Outcome: Still early. Climate prediction markets are a promising application with low current volume but high potential value. The key bottleneck is attracting enough knowledgeable participants — climatologists, insurance actuaries, agricultural economists — to make the prices informative.
Why More Organizations Aren't Using Prediction Markets
Given the evidence — Google, HP, Intel, IARPA — you'd expect every Fortune 500 company and government agency to run internal prediction markets. Most don't. Here's why:
Political risk to managers. If a prediction market says your project will be 3 months late, that's embarrassing for the project manager. If a market says Q3 revenue will miss the internal target, that's uncomfortable for the sales VP. Most organizations don't want a public scoreboard that can contradict official plans. Messenger-shooting is a real risk, and employees know it.

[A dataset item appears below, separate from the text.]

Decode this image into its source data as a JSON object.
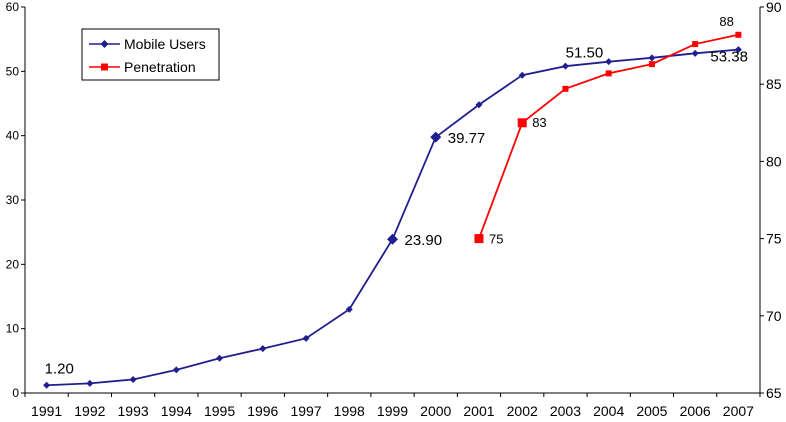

Thin participation. Internal markets need critical mass to produce useful prices. At Google (70,000+ employees), enough people traded to make prices informative. At a 500-person company, you might get 30 active traders — not enough for meaningful information aggregation. And the people with the best information (senior engineers, deal-closers) are often too busy to trade.
Legal and compliance concerns. In regulated industries (banking, healthcare, defense), internal betting markets raise compliance questions. Even play-money markets can create discovery risk in litigation. Legal departments tend to say "no" by default.
Organizational culture. Prediction markets require a culture that values accuracy over consensus and data over authority. Many organizations say they want this. Fewer actually do. When the market contradicts the CEO's stated forecast, the typical response is to shut down the market, not update the forecast.
These aren't technical problems. They're organizational and political problems, which are harder to solve. The companies that successfully use internal prediction markets tend to be ones where data-driven culture already exists (tech companies, quantitative hedge funds) and where senior leadership explicitly protects the market from interference.